Na infância e na juventude, quando passava o tempo lendo grandes clássicos, Batochio talvez não imaginasse o quanto o hábito da leitura e o conhecimento conquistado por meio dos livros o ajudariam em seu ofício. "Quem não lê, não escreve, isso todos nós já sabemos. Mas quem não lê muito, não constrói metáforas, o que muitas vezes é a diferença para quem trabalha com o convencimento." Mas não é apenas em suas peças que é possível encontrar um traço literário. A leitura também fez do criminalista um bom orador.

Ao defender, no Supremo Tribunal Federal, o então deputado Antonio Palocci (PT-SP), quando acusado de mandar quebrar o sigilo bancário do caseiro Francenildo, o advogado disse: "Senhores ministros, a imprensa fica verdadeiramente fascinada com essas ilações entre o humilde, o desvalido e o poderoso, o ministro mais forte do governo.
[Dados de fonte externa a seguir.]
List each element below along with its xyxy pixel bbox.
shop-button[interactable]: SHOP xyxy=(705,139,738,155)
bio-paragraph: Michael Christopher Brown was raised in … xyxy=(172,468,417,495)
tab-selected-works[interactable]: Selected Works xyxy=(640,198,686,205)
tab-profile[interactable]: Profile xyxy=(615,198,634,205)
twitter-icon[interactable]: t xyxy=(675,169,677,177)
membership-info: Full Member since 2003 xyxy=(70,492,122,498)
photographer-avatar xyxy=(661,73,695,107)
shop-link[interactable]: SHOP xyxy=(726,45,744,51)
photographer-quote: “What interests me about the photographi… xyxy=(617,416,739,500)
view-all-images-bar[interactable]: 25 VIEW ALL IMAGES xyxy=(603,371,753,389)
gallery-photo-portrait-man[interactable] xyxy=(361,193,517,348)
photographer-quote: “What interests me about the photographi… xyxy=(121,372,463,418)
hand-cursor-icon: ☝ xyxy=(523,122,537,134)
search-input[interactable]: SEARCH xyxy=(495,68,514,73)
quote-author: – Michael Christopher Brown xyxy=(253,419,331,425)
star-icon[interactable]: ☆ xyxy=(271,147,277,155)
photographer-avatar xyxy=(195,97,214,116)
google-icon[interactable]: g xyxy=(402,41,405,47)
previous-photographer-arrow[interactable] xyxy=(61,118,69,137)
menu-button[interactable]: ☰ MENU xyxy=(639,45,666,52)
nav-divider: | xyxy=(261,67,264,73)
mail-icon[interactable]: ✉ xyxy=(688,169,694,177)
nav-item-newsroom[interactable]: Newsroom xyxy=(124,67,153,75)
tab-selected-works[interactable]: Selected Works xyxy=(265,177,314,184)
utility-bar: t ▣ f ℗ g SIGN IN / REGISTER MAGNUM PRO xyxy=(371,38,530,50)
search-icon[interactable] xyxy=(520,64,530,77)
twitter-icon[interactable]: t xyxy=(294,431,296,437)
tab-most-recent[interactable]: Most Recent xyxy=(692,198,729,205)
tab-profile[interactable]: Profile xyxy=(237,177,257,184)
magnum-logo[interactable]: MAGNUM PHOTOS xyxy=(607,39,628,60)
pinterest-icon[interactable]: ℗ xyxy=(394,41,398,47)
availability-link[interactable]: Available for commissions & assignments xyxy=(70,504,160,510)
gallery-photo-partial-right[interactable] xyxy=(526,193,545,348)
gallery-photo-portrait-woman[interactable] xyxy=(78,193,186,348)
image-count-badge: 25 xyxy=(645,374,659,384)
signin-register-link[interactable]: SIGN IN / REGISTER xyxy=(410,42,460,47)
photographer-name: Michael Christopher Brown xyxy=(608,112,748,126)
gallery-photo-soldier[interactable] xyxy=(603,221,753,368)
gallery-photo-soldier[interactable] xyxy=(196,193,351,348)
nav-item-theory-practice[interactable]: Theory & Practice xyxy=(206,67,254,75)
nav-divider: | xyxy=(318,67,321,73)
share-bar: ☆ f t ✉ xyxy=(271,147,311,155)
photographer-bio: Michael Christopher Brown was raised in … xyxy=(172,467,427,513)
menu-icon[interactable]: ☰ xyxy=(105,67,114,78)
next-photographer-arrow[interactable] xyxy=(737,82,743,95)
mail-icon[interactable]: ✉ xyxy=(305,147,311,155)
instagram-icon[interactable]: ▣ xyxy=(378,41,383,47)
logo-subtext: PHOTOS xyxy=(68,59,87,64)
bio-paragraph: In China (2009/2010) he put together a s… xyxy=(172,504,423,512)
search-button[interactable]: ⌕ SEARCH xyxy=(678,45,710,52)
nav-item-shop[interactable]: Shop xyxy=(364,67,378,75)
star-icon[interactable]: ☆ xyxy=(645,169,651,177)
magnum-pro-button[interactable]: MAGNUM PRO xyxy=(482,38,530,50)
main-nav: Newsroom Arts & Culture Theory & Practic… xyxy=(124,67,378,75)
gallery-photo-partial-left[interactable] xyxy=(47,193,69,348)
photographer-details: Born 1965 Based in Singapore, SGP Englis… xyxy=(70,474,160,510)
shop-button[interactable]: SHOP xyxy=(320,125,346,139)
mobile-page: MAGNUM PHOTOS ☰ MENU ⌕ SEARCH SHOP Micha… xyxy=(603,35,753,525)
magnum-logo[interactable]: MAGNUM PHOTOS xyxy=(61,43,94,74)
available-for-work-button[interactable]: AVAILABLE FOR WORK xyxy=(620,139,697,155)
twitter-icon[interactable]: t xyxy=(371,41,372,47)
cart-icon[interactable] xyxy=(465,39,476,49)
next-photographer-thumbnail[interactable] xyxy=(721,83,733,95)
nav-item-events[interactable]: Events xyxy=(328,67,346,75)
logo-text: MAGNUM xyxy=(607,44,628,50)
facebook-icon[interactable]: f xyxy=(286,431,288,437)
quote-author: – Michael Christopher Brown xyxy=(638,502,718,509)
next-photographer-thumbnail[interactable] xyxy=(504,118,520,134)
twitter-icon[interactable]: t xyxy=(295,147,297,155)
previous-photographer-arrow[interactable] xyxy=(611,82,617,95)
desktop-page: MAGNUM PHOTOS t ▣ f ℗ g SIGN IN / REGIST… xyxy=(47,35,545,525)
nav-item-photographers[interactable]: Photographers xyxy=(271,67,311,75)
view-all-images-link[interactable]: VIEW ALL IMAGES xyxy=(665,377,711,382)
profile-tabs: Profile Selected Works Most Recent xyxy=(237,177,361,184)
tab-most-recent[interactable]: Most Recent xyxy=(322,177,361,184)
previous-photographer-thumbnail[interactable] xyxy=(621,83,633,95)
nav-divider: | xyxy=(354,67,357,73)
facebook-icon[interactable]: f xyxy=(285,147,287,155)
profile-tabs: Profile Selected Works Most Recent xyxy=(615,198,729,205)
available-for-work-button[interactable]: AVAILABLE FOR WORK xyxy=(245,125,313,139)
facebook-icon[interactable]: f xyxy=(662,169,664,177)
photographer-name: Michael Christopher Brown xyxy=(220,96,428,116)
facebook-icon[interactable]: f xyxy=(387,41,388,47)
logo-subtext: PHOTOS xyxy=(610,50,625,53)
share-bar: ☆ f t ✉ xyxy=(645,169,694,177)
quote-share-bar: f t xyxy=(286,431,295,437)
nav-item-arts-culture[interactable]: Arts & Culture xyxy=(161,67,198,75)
Mas isso, senhores ministros, é uma versão falsificada de Davi contra Golias".

Para Batochio, as metáforas não devem ser encaradas apenas como analogias, como um simples jogo de palavras. Elas devem lembrar o advogado do alto grau de responsabilidade que ele tem ao desempenhar sua atividade, na medida em que está decidindo sobre a liberdade de um semelhante. "Esse grau de responsabilidade é sempre uma advertência que nos chama para a gravidade do assunto e a seriedade com que devemos enfrentá-lo. Não sou um devoto da justiça. No meu altar, há a deusa da liberdade. E defender a liberdade do outro é algo muito grave e muito sério."

O criminalista celebrizou-se como pai do Estatuto da Advocacia, lei cuja aprovação ele garantiu como presidente nacional da Ordem dos Advogados do Brasil (OAB) e que complementaria mais tarde como deputado federal.


Primeiros livros
O Tesouro da Juventude, coletânea de contos, foi o primeiro livro que Batochio leu, mas o criminalista também destaca obras do acervo infantil de Monteiro Lobato. "Ficava fascinado ao ler Os 12 Trabalhos de Hércules e Reinações de Narizinho. Mas Monteiro Lobato deve ser lembrado não só por seus títulos infantis. Ele tem títulos premonitórios, como A Onda Verde e o Presidente Negro", afirmou o advogado, fazendo uma relação com a escolha por Barack Obama como presidente dos Estados Unidos.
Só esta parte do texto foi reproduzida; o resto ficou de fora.